Show that $\lVert Ax \rVert \geq \lVert x \rVert \lVert A^{-1} \rVert^{-1}$ where $\lVert \cdot \rVert$ is a vector induced norm

Question

I want to prove that $$\lVert Ax \rVert \geq \lVert x \rVert \lVert A^{-1} \rVert^{-1}$$ for all $x \in \mathbb{R}^n$, where $A \in \mathbb{R}^{n\times n}$ is invertible, and $\lVert \cdot \rVert$ is a vector induced matrix norm, defined as $$\lVert A \rVert = \sup_{x\neq0}{\lVert Ax \rVert \over \lVert x \rVert}$$ (that obeys $\lVert A B \rVert \leq \lVert A \rVert\lVert B \rVert$).

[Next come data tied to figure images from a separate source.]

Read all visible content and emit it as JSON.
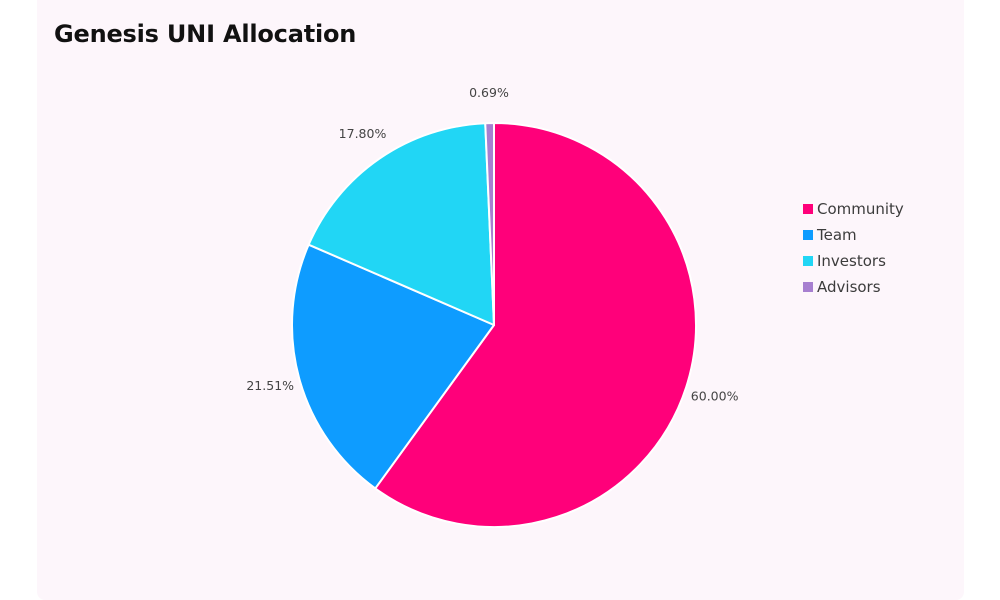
{
  "chart_data": {
    "type": "pie",
    "title": "Genesis UNI Allocation",
    "categories": [
      "Community",
      "Team",
      "Investors",
      "Advisors"
    ],
    "values": [
      60.0,
      21.51,
      17.8,
      0.69
    ],
    "value_labels": [
      "60.00%",
      "21.51%",
      "17.80%",
      "0.69%"
    ],
    "colors": [
      "#ff007a",
      "#0e9cff",
      "#21d6f5",
      "#a77fd0"
    ],
    "start_angle_deg": 0,
    "direction": "clockwise",
    "legend_position": "right"
  }
}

I know that $\lVert Ax \rVert \leq \lVert x \rVert \lVert A \rVert$ (which follows from the definition of $\lVert A \rVert$) and that $1 \leq \lVert A \rVert \lVert A^{-1} \rVert$. I have tried manipulating the latter and even trying to apply the definition of $\lVert A \rVert$ in proving this inequality, but to no success.

Any help?

Answer 1

Note the following : $$ \|x\|_{2}=\|A^{-1}Ax\|_{2} \implies \|x\|_{2}=\frac{\|A^{-1}Ax\|_{2}}{\|Ax\|_{2}}\|Ax\|_{2} $$ The latter expression implies that since $Ax\in\operatorname{Im}(A)$ then there shall be a vector $y\neq0$ such that $$ \|x\|_{2}\leq\max_{y\neq0}\frac{\|A^{-1}y\|_{2}}{\|y\|_{2}}\|Ax\|_{2}=\|A^{-1}\|_{2}\|Ax\|_{2} $$ Therefore you end up with : $$ \|A^{-1}\|^{-1}_{2}\|x\|_{2}\leq\|Ax\|_{2} $$ Note that I am assuming you are using the following definition of $\|A\|_{p}$ $$ \|A\|_{p}=\max_{x\neq 0}\frac{\|Ax\|_{p}}{\|x\|_{p}}=\max_{\|x\|_{p}=1}\|Ax\|_{p} $$ A matrix norm sub-ordinate or induced by a vector norm.

Answer 2

Note that for any matrix $A$ and vector $x$, $\|Ax\| \leq \|A\|\|x\|$ (this should be straight forward to prove).

Now using $A^{-1}$ instead of $A$ and $Ax$ instead of $x$ we have have $\|A^{-1}(Ax)\| \leq \ \|A^{-1}\|\|Ax\|$ or in other words $\|x\| \leq \|A^{-1}\| \|Ax\|$. Multiplying by $\|A^{-1}\|^{-1}$ yields your inequality.